Miałam okazję używać kilku produktów Regenerum m.in. do twarzy, rąk, stóp, włosów i paznokci. Ze wszystkich byłam wyjątkowo zadowolona, dobrze się sprawdzały. Recenzje niektórych możecie przeczytać u mnie na blogu. Jakiś czas temu sięgnęłam po Regenerum regeneracyjne serum do paznokci w lakierze. Skuszona przez piękne, błyszczące paznokcie w mlecznym kolorze u koleżanki, od razu pierwszego dnia po zakupie rozpoczęłam stosowanie. Jak przebiegała kuracja serum i czy przyniosła oczekiwane efekty? O tym przeczytacie już poniżej.
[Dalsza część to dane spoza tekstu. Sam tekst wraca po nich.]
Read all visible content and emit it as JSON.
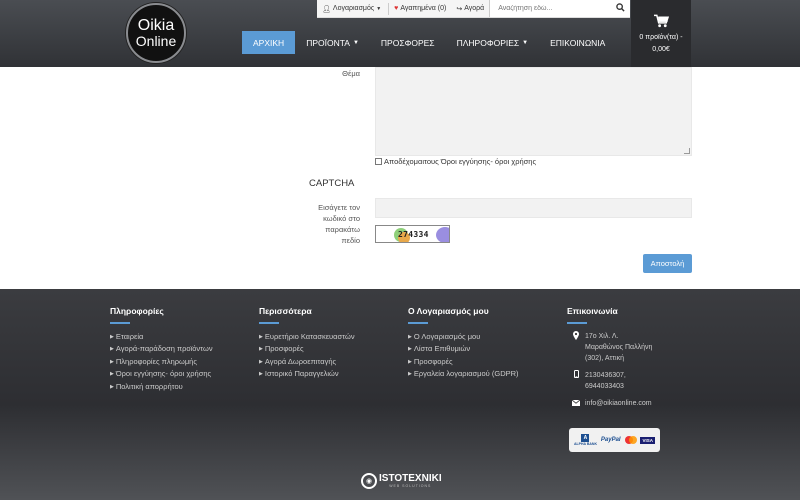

Regenerum - regeneracyjne serum do paznokci w lakierze
Według producenta serum przeznaczone jest do paznokci nawet mocno zniszczonych. Wzmacnia i odbudowuje płytkę paznokcia, zwiększając jej odporność na uszkodzenia. Intensywnie wzmacnia i uszczelnia płytkę, chroniąc ją przed pękaniem i rozdwajaniem. Nawilża i uelastycznia paznokcie. Zmniejsza kruchość i zwiększa odporność na uszkodzenia. Stymuluje wzrost płytki. Działa anyoksydacyjnie, wspierając aktywność witamin odpowiadających za wzmocnienie i gładką strukturę paznokci.
Serum otrzymujemy w postaci lakieru do paznokci. Jego konsystencja jest odpowiednia i nie ma problemu z rozprowadzeniem go po paznokciach. Szybko wysycha. Producent zaleca nałożenie jednej warstwy na uprzednio oczyszczoną płytkę. Lakier może być stosowany przez cały rok lub okresowo, w zależności od potrzeb. Można stosować go samodzielnie, bądź jako bazę przedłużającą trwałość pod kolorowy lakier. Produkt pięknie wygląda na paznokciach. Ma delikatnie mleczny kolor i ładnie je nabłyszcza. Pokusiłam się nawet o malowanie czasem dwóch warstw, wtedy prezentuje się jeszcze ładniej.
Na tym koniec zachwytu. Nie lubię pisać niepochlebnych recenzji, ale niestety regeneracyjne serum do paznokci w lakierze nie sprawdziło się u mnie zupełnie. Nie twierdzę oczywiście, że u każdego będzie tak samo. U Was może działać cuda. Kosmetyk nie miał szansy się u mnie sprawdzić, ani zadziałać. Pół dnia i moje płytki wyglądały tak, jak na poniższym zdjęciu. Muszę wyjaśnić, że celowo nie myłam wtedy naczyń bez rękawiczek, nie robiłam prania ręcznego, nie moczyłam ich nadmiernie w wodzie. Po prostu lakier odpryskiwał płatami przy codziennych czynnościach. Chciałam mieć piękne, zdrowe, mocne paznokcie i nic z tego nie wyszło. Podchodziłam do niego wielokrotnie i za każdym razem było to samo. Straciłam cierpliwość i wrzuciłam go w szufladę. Serum przechwyciła moja siostra i również miała odpryski, tylko że mniejsze. U siebie jeszcze tłumaczyłabym to bardzo miękkimi płytkami, ale ona ma twarde, mocne paznokcie. Efekt był podobny. Szkoda.
Myślę, że zdjęcie dosyć dobrze obrazuje to, o czym pisałam powyżej. Widać, że płaty lakieru odpadły z końcówek paznokci, na niektórych prawie do połowy. Poza domem musiałam ukrywać ręce, bo mój manicure wyglądał na bardzo zaniedbany. Dla zainteresowanych składem serum do paznokci w lakierze, skład kosmetyku:
Regenerum regeneracyjne serum do paznokci w lakierze dostępne jest w pojemności 8 ml i należy zapłacić za nie od ok. 15 do nawet 27 zł, w zależności od miejsca zakupu. Jak wspominałam na początki wpisu, do tej pory wszystkie produkty Aflofarm Regenerum dobrze się u mnie sprawdzały. Ten niestety nigdy więcej nie zagości w mojej kosmetyczce. Znacie ten produkt? Jakie kosmetyk do wzmocnienie paznokci najlepiej się u Was sprawdza?